# Don't forget our turkey!~



## SurviveNthrive (May 20, 2010)

If ya got a bit one and are doing a fridge thaw, now might be the time.


----------



## sailaway (Mar 12, 2009)

Shot some phesants and a chucker saturday, we will be having them.


----------



## Clarice (Aug 19, 2010)

We are having our Christmas party at work tomorrow. My boss is to furnish the ham and turkey. He just came in and asked me if he should purchase them today and would they be thawed enough to put in the oven tomorrow. I suggested he buy a smoked turkey and a ham ready to eat. I will take them home tonight and make sure they are heated thru before serving. I make cakes and candy to sell at the holidays and just finished all my baking this morning before coming to work. I only have 2 cakes to frost and 2 ginger bread houses to decorate before tomorrow, so the ham and turkey shouldn't be a problem.


----------



## SurviveNthrive (May 20, 2010)

I certainly hope that your coworkers and boss appreciate it! 

It's not a small thing. Some might not say anything and even act as if it doesn't matter, but it does.

One of the fantastic things at work is some folks really put out decorations and have pot lucks and such. It's wonderful for those folks like me who don't decorate but still appreciate the effect. For the first time I commented on it and I realized that my appreciation conveyed mattered to the woman who put so much effort into making things wonderful as well.


----------



## The_Blob (Dec 24, 2008)

SurviveNthrive said:


> For the first time I commented on it and I realized that my appreciation conveyed mattered to the woman who put so much effort into making things wonderful as well.

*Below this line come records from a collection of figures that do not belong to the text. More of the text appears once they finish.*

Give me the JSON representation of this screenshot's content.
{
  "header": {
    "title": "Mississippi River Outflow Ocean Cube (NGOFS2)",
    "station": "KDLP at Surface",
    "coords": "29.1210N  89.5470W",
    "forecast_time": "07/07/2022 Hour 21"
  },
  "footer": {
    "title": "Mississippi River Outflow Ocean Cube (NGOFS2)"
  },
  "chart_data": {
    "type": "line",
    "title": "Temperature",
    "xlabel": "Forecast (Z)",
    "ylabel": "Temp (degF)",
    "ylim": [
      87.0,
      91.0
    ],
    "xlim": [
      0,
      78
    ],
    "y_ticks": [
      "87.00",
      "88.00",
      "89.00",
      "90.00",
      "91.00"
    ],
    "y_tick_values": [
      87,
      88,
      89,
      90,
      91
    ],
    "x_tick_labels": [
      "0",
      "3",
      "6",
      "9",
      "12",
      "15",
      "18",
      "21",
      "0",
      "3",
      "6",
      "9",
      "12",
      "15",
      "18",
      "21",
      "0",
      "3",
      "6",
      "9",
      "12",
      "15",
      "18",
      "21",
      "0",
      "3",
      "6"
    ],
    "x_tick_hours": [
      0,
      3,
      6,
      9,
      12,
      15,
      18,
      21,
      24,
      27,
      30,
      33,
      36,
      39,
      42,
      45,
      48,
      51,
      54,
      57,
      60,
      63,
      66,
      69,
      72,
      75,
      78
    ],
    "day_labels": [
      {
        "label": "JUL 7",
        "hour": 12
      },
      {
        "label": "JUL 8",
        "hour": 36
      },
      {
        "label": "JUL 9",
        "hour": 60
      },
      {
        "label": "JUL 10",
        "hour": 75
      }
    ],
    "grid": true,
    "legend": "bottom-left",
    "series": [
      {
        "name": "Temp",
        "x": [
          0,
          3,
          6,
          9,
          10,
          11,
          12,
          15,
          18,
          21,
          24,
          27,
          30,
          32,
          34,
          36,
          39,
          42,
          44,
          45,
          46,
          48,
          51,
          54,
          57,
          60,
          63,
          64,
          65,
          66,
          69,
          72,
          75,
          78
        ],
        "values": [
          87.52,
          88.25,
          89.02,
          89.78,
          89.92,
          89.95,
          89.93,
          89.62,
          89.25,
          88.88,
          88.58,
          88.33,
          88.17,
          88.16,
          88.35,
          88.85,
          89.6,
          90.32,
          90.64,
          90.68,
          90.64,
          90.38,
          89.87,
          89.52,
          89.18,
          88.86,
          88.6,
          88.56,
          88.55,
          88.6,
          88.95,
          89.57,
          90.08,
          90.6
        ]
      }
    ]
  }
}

I think that many folks have forgotten that kind words don't cost anything and generally have substantial 'payouts'... :congrat:

let's all *try* to remember that *after* the holidays, I'm going to try


----------



## ComputerGuy (Dec 10, 2010)

We raise our own turkeys. The last one we named Thanksgiving! We raised him for a party and were politely told that the ladies preferred a "real" turkey from the store. WTF. We took care of business and he dressed out at 26lbs 4 oz.

Christmas will be a tad smaller. I am estimating 21 lbs.

We raised them from chicks


----------



## lotsoflead (Jul 25, 2010)

we took out a turkey, a couple rabbits, a pork shoulder and a few venison steaks.


----------



## Sonnyjim (Sep 17, 2009)

We have 10 turkey $ from our local store. Now to find a nice small turkey.


----------



## catsraven (Jan 25, 2010)

We are having Cornish hens. Im going to put them in the rotisserie.


----------



## sailaway (Mar 12, 2009)

catsraven said:


> We are having Cornish hens. Im going to put them in the rotisserie.


I love Cornish Hens, bonne appitite!


----------